Multi-Task Bayesian In-Context Learning
Pith reviewed 2026-06-26 17:34 UTC · model grok-4.3
The pith
A transformer matches exact Bayesian predictors on new priors by treating prior information as an in-context prefix.
A machine-rendered reading of the paper's core claim, the machinery that carries it, and where it could break.
Core claim
Training a transformer on multi-task sequences that include prior information as an in-context prefix produces an amortized hierarchical Bayesian predictor capable of adapting to new prior families, including those outside the meta-training distribution, with accuracy matching oracle methods at far lower computational cost.
What carries the argument
The multi-task in-context learning framework that represents prior information as a prefix of in-context datasets before the target task sequence.
Load-bearing premise
A transformer can learn to adapt its predictive behavior to entirely new prior families simply by receiving prior datasets as an in-context prefix during both training and inference.
What would settle it
Running the method on a high-dimensional latent structure prior outside the training distribution and finding that its predictions deviate substantially from those of an exact Bayesian oracle.
Figures
read the original abstract
Bayesian predictive inference provides a principled framework for uncertainty quantification, data efficiency, and robust generalization. However, exact inference is often intractable, and scalable approximations may remain computationally expensive or require restrictive modeling assumptions that degrade predictive performance. Prior-Data Fitted and in-context models have recently emerged as an amortized alternative by learning to map datasets directly to predictive distributions, but existing approaches are tightly coupled to the support of the training prior and lack explicit mechanisms for adapting to new priors at test time, resulting in limited robustness under distribution shift. We introduce a multi-task in-context learning framework for amortized hierarchical Bayesian predictive inference that explicitly represents prior information as a prefix of in-context datasets. A transformer trained on sequences of prior and target tasks learns to adapt its predictions across families of priors. On a suite of evaluations with increasing difficulty, including out-of-meta-distribution priors and priors with high-dimensional latent structures, our method matches oracle Bayesian predictors while being orders of magnitude faster. We further demonstrate its practical relevance on a real-world spatiotemporal temperature prediction benchmark. Code is available at https://github.com/martianmartina/multi-task-bayesian-icl/.
Editorial analysis
A structured set of objections, weighed in public.
Referee Report
Summary. The paper introduces a multi-task in-context learning framework for amortized hierarchical Bayesian predictive inference. Prior information is explicitly represented as a prefix of in-context datasets, and a transformer is trained on sequences of prior and target tasks to adapt predictions across families of priors. On evaluations with increasing difficulty (including out-of-meta-distribution priors and high-dimensional latent structures), the method is claimed to match oracle Bayesian predictors while being orders of magnitude faster; results are also shown on a real-world spatiotemporal temperature prediction benchmark. Code is provided.

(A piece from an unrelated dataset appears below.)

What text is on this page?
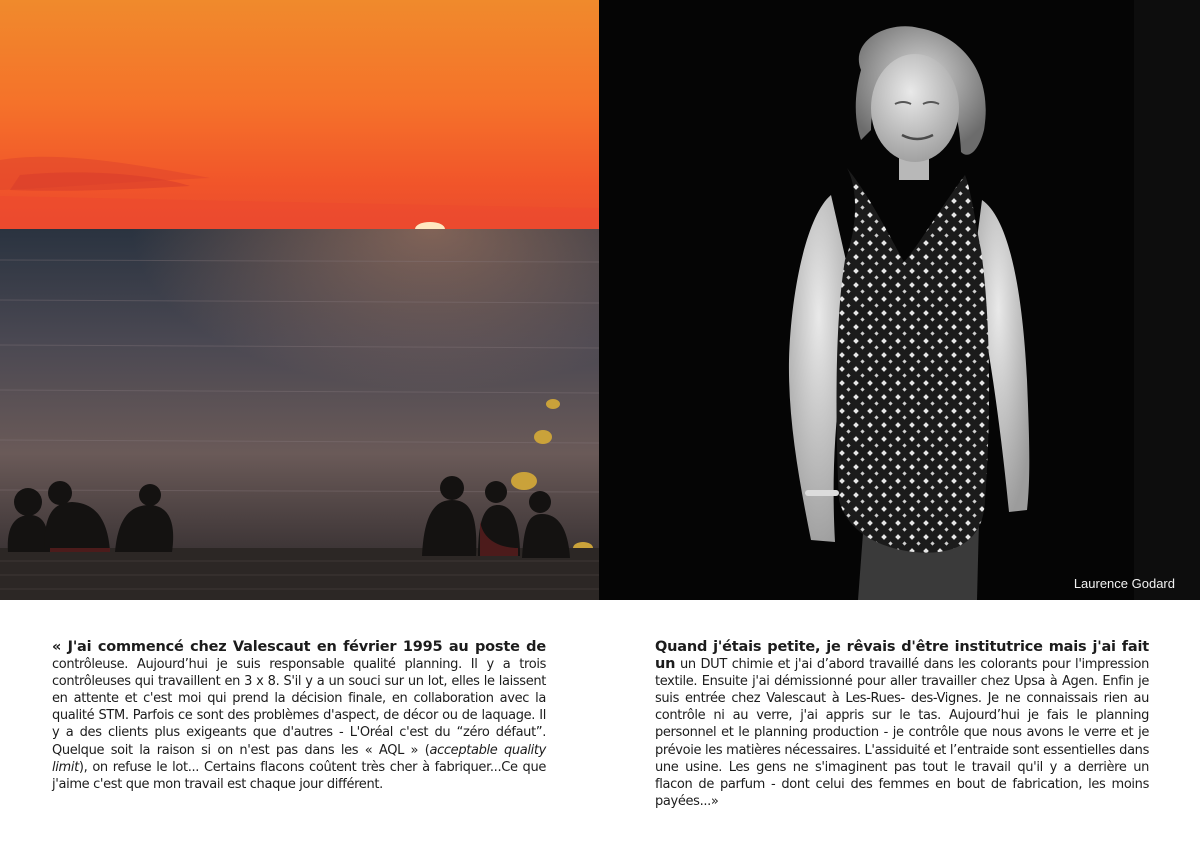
Laurence Godard
« J'ai commencé chez Valescaut en février 1995 au poste de contrôleuse. Aujourd’hui je suis responsable qualité planning. Il y a trois contrôleuses qui travaillent en 3 x 8. S'il y a un souci sur un lot, elles le laissent en attente et c'est moi qui prend la décision finale, en collaboration avec la qualité STM. Parfois ce sont des problèmes d'aspect, de décor ou de laquage. Il y a des clients plus exigeants que d'autres - L'Oréal c'est du “zéro défaut”. Quelque soit la raison si on n'est pas dans les « AQL » (acceptable quality limit), on refuse le lot... Certains flacons coûtent très cher à fabriquer...Ce que j'aime c'est que mon travail est chaque jour différent.
Quand j'étais petite, je rêvais d'être institutrice mais j'ai fait un un DUT chimie et j'ai d’abord travaillé dans les colorants pour l'impression textile. Ensuite j'ai démissionné pour aller travailler chez Upsa à Agen. Enfin je suis entrée chez Valescaut à Les-Rues- des-Vignes. Je ne connaissais rien au contrôle ni au verre, j'ai appris sur le tas. Aujourd’hui je fais le planning personnel et le planning production - je contrôle que nous avons le verre et je prévoie les matières nécessaires. L'assiduité et l’entraide sont essentielles dans une usine. Les gens ne s'imaginent pas tout le travail qu'il y a derrière un flacon de parfum - dont celui des femmes en bout de fabrication, les moins payées...»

Significance. If the empirical claims hold, the work offers a scalable amortized alternative to exact or approximate Bayesian inference that can adapt to new priors at test time, addressing a key limitation of prior-data fitted models. Matching oracle performance on OOD and high-dimensional cases, combined with substantial speedups and a real-world demonstration, would be a notable contribution to uncertainty quantification in machine learning. Open-sourcing the code supports reproducibility.
major comments (1)
- Abstract: the central claim that the method 'matches oracle Bayesian predictors' on out-of-meta-distribution priors and high-dimensional latent structures is load-bearing for the contribution, yet the abstract provides no experimental details, error bars, ablation results, or quantitative metrics to allow verification that the data support this assertion.
Simulated Author's Rebuttal
We thank the referee for the constructive review and the recommendation for major revision. We address the single major comment below and agree that the abstract can be strengthened for greater transparency.
read point-by-point responses
-
Referee: Abstract: the central claim that the method 'matches oracle Bayesian predictors' on out-of-meta-distribution priors and high-dimensional latent structures is load-bearing for the contribution, yet the abstract provides no experimental details, error bars, ablation results, or quantitative metrics to allow verification that the data support this assertion.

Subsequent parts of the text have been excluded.